May 24, 2024 5:12 pm
Home Finance Financial account deficit widens further in September

Financial account deficit widens further in September

by fstcap

The financial account balance, which includes foreign direct investment, short-, medium-, and long-term loans, and trade credits, continued to widen in the negative territory, driven by a decline in foreign loans and aid, as well as a reduction in trade credits.

The central bank data, released on Thursday, reveals that the country’s financial account balance dipped into the negative, reaching nearly $4 billion by the end of September. This is a stark contrast to the positive balance of $839 million recorded a year ago and the negative balance of $3.25 billion in August this year.

A central bank official told The Business Standard that the decline in foreign loans and investments is exerting downward pressure on the financial account.

International rating agencies have downgraded Bangladesh’s ratings in recent months, eroding foreign investor confidence as they perceive the country to have become riskier than before.

The private sector has attracted millions of dollars in foreign loans over the past several years. However, the trend has shifted due to the surge in interest rates, which have soared from 0.5% two years ago to the current rate of 5.5%. Also, the continuous devaluation of the taka against the dollar has made traders more risk-averse when taking out new loans.

Central bank data shows that the dollar was sold from reserves at Tk96 in October last year and Tk111 in early November this year.

This devaluation of the taka has significantly increased the cost of repaying foreign loans.

Infographic: TBS

Economists said the increase in our trade-credit deficit is one of the major reasons for the widening financial account deficit. The trade-credit deficit was $3.77 billion at the end of the first quarter of this fiscal year, compared to $904 million in the same period last fiscal year.

Zahid Hussain, former economist of the World Bank’s Dhaka office, told TBS, “If we receive $80 in payment for exports of $100, the remaining $20 is considered a trade credit deficit. Many minor factors also contribute to the trade credit deficit.”

A central bank official said exporters have some time to repatriate export proceeds, which is why there is a gap between actual export value and payment. Additionally, buyers do not always pay the full amount, and exporters often have to give discounts. However, it is also true that export payments are now taking longer than usual to receive.

Bangladesh’s foreign exchange reserves stood at $21.15 billion at the end of September. After clearing the September-October import bills of $1.21 billion with the Asian Clearing Union (ACU) next Monday, the reserves will stand at $19.29 billion, according to BPM6 calculation. The deficit in the financial account is keeping the reserves under pressure.

Trade deficit, current account balance on the mend

Bangladesh’s deficit in trade balance – the difference between exports and imports – narrowed significantly compared to the previous fiscal, thanks to a decline in imports.

According to Bangladesh Bank data, the trade deficit stood at $1.82 billion at the end of the July-September period of FY24, which was $1.02 billion at the end of the July-August period. However, the trade deficit was much wider at $7.58 billion at the end of July-September of the previous financial year.

Bangladesh’s current account balance has improved significantly, with a surplus of $892 million in July-September of FY24, compared to a deficit of $3.68 billion in the same period of the previous year.
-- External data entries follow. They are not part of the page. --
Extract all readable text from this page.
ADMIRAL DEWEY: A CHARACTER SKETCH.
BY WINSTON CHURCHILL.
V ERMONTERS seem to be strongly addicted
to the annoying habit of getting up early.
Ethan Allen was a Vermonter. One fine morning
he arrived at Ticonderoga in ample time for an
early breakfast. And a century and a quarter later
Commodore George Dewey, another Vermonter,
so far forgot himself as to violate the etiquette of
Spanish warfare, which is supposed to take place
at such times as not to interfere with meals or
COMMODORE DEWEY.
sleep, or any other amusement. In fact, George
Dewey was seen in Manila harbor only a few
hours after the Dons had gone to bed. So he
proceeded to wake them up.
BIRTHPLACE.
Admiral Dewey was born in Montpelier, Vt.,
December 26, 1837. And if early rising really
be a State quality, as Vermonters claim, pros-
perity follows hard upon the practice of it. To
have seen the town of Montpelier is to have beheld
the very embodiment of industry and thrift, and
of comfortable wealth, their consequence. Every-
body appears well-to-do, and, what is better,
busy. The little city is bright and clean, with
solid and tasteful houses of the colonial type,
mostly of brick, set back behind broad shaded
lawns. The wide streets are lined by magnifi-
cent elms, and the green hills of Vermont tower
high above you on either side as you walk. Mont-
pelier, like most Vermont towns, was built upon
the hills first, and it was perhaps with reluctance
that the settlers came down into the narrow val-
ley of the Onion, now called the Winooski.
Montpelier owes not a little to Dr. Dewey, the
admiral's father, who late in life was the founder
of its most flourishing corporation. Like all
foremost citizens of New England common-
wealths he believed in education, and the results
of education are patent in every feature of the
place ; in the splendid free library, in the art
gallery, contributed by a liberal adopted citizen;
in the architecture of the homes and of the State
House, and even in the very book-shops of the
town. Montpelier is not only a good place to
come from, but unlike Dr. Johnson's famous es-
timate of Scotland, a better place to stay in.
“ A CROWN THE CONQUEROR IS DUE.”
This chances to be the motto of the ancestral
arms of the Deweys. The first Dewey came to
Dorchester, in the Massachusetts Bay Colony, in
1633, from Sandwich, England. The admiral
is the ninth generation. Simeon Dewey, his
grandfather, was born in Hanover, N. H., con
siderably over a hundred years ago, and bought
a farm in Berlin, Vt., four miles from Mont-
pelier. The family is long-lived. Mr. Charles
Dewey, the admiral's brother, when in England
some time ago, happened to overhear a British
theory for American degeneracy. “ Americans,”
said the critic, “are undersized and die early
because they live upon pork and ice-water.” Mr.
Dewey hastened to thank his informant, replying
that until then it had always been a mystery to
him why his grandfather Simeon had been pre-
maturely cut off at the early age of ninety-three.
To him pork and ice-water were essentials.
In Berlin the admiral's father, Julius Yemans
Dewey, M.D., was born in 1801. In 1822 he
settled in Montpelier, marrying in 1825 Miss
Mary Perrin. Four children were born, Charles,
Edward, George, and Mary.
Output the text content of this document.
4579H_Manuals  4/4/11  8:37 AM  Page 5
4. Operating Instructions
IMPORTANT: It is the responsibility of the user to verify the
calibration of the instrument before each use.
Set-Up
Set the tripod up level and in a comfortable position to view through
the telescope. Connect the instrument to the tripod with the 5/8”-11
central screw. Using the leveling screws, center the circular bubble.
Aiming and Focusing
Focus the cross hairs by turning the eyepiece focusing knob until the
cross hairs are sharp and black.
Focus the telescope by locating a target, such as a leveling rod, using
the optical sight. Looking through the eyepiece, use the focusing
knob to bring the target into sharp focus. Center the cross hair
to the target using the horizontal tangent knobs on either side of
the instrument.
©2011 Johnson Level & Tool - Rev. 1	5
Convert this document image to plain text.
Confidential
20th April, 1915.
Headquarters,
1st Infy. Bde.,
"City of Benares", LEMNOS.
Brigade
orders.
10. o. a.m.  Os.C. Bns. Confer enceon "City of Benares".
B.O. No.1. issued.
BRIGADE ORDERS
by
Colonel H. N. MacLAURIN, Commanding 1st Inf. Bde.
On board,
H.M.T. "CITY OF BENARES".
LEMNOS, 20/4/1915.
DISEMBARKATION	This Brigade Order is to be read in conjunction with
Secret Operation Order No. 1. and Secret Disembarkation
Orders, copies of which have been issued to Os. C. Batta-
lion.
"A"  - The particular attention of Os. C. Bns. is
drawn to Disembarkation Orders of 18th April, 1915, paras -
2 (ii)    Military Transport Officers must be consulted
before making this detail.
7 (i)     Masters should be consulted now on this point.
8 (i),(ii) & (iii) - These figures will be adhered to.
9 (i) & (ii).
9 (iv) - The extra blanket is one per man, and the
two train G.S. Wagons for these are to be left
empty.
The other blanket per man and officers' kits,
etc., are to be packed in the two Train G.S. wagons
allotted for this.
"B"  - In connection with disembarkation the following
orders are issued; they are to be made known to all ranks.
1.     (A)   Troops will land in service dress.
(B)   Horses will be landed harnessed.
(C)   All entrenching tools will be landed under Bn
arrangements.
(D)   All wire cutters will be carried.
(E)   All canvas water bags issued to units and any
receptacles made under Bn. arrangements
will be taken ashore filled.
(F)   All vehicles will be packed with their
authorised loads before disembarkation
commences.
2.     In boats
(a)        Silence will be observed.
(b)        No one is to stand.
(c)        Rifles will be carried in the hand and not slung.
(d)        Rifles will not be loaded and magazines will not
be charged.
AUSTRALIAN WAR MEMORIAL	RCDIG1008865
“Remittances dropped in September, but the current account balance has remained positive and the trade deficit has narrowed, mainly due to a decrease in imports,” said Zahid Hussain.

“The central bank created a current account surplus by slowing the economy through import controls,” the economist said, adding that imports should be increased to promote economic growth.

Central bank data shows that remittances fell by 13.34%, or $750 million, in the July-September period of FY24 compared to the same period last year. During the same period, imports decreased by 23.77%, or $4.6 billion, while exports increased by 9.85%.

The current account balance is the primary source of a country to make foreign payments. When a country’s current account balance turns negative, it first uses its financial account to make foreign payments. If the financial account also becomes negative, the country then uses its reserves to make foreign payments.

The overall balance of payments deficit narrowed to $2.85 billion at the end of September, down $350 million from the same period in the previous fiscal year.

Zahid Hussain said that the overall balance of payments has slightly improved, driven by a current account surplus. However, the widening financial account deficit is a concern.

He said Bangladesh’s managed floating rate of the dollar between 2003 and 2022 was a model for many countries, but the situation has changed.

The economist believes that the dollar rate should now be based on market forces. However, if a market-based rate is not possible in the short term, corridors should be established around the dollar rate to create a level playing field.

Central bank data also shows that the balance of payments had a net positive error and omissions of $140 million in the first three months of FY24, compared to a net negative error and omissions of $512 million in the same period of FY23.

Zahid Hussain said, “Positive error and omissions mean an unaccounted inflow of dollars. It is not possible to detect how the dollars arrived but the Bangladesh Bank will be able to tell whether it was an inflow or not.”